原発開放隅角緑内障は、隅角は開いているものの、その先の房水排出路の一つである線維柱帯が目詰まりを起こすために起こる病気です。房水の通過障害はじわじわ進むので、病気の進行もゆっくりです。このタイプの緑内障にかかりやすいのは強度の近視、糖尿病の人にもみられますが、遺伝的素因が主に関係しています。20代、30代にも起こりますが、病気の進行が遅いこともあって40代以降に増加する傾向にあります。

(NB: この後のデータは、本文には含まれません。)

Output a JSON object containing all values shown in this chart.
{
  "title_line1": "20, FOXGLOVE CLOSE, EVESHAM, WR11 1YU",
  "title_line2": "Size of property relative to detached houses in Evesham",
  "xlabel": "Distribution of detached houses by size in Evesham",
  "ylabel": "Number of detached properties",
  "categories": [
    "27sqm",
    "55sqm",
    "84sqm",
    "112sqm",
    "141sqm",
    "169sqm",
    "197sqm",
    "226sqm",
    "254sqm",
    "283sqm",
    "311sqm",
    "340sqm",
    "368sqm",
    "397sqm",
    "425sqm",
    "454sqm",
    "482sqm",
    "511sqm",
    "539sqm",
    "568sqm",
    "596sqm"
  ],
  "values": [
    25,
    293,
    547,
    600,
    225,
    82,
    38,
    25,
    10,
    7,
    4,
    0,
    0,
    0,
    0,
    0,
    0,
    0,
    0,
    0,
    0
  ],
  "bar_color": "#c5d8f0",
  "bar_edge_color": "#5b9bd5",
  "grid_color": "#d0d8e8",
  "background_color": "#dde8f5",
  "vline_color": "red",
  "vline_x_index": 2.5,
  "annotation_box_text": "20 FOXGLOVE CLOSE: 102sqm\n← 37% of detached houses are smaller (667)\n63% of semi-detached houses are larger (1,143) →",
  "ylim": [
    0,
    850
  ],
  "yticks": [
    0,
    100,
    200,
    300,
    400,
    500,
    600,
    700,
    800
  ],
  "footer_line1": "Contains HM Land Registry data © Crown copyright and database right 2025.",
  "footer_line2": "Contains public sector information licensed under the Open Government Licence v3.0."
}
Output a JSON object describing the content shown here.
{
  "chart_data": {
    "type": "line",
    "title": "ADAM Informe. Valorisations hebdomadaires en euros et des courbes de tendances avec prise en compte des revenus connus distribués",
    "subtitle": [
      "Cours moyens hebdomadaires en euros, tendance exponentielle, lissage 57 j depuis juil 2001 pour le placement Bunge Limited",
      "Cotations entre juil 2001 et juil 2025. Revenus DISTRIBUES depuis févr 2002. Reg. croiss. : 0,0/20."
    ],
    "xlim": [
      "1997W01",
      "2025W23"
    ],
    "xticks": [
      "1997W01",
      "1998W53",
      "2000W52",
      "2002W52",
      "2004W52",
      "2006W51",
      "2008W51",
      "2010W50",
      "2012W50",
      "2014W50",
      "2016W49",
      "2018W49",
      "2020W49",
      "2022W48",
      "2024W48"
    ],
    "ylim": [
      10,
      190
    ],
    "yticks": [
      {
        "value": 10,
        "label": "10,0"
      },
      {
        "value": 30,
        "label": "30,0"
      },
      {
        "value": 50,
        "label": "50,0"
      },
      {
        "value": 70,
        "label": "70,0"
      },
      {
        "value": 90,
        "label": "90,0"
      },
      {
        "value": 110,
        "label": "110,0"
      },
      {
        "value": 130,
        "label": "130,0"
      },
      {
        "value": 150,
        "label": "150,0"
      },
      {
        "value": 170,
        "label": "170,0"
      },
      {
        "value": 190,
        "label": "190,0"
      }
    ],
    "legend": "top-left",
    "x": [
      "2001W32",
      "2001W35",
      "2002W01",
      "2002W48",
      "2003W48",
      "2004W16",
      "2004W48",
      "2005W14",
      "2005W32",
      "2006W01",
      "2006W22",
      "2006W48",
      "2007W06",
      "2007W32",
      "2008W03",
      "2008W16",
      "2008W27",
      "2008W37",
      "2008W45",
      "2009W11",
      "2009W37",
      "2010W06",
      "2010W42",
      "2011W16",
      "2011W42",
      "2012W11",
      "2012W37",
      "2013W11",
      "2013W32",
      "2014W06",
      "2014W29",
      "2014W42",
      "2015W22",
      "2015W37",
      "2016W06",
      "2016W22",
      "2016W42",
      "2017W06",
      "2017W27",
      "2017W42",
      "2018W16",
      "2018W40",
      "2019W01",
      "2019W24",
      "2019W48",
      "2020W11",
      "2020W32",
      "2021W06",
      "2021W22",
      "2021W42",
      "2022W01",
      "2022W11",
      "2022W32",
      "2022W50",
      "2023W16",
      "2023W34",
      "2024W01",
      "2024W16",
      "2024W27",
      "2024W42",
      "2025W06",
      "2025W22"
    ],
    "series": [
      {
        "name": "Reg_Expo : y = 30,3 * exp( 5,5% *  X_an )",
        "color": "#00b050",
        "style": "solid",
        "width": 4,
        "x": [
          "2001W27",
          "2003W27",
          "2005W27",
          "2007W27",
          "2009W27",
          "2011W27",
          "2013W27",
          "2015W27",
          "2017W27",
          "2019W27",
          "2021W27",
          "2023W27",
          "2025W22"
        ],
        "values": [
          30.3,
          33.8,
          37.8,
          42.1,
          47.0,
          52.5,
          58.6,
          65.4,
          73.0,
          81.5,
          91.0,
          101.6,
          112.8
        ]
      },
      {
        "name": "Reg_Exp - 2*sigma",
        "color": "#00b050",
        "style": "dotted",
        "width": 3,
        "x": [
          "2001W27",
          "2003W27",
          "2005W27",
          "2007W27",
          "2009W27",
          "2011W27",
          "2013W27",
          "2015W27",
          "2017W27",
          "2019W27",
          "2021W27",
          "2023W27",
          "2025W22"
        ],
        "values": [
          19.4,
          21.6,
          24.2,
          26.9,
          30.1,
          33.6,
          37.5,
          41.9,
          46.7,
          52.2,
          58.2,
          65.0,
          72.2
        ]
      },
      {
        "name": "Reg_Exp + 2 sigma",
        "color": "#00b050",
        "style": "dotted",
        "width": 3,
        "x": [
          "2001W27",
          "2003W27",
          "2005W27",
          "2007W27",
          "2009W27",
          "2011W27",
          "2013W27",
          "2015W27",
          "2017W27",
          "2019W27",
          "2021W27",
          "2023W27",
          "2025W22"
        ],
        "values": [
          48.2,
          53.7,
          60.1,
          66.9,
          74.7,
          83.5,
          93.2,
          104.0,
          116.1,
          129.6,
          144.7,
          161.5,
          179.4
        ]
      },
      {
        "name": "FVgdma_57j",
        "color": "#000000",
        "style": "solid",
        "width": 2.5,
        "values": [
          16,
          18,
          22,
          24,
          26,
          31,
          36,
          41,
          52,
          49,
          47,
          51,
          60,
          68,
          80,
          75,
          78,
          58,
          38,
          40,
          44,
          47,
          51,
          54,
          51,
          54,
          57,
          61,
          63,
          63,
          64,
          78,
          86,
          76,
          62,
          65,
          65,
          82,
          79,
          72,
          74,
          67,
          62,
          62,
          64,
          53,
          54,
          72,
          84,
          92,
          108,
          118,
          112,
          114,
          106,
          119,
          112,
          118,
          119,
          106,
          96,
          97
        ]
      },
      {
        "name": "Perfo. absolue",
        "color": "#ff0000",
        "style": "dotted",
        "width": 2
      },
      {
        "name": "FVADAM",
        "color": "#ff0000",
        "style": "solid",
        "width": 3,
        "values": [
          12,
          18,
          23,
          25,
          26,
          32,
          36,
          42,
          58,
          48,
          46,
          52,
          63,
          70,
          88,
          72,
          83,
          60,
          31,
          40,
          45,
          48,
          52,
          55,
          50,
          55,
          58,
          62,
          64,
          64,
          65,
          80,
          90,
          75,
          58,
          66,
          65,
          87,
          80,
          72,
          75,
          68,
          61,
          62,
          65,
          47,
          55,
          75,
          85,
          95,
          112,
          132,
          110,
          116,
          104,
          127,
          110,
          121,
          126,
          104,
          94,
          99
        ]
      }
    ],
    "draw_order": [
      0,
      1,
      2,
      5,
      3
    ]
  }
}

自覚症状がほとんどないのがこのタイプの特徴です。しいていえば、頭痛や眼精疲労くらいです。知らない間に視神経の損傷が進行すると、視野の中心部の見えない範囲が広がると同時に、内側(鼻側)の上部から次第に視野が狭くなっていきます。具体的には文字の一部が欠けて見えたり、テレビ画面で見えない部分が出たりします。そうならないためにも、40歳を過ぎたら片目をつぶって視野の欠損はないか、セルフチェックすることが大切です。

検査では、まず眼圧検査が行われます。目に小さな圧力をかけて、その力に反応する力を測るのが眼圧検査です。眼底検査では視神経乳頭の変化がわかります。視神経乳頭の変化は自覚的な視野狭窄より先に現れますので、この検査はとくに重要です。また、隅角の状態を詳しく調べるために細隙灯顕微鏡検査も行われます。目を動かさないで物が見える範囲のことを視野といいますが、正常な人の場合、鼻側60度、耳側90度、上側60度、下側75度です。ゴールドマン視野計や自動視野計を使っての視野検査も欠かせません。

治療の主体は、房水の産生を抑えたり、その排出を促す作用を持った成分を含んだ点眼薬治療です。薬物療法を行っても眼圧が下がらないときは、レーザー線維柱帯形成術で線維柱帯の目詰まりを解消したり、強膜に孔を開けて房水を排出する濾過手術が行われます。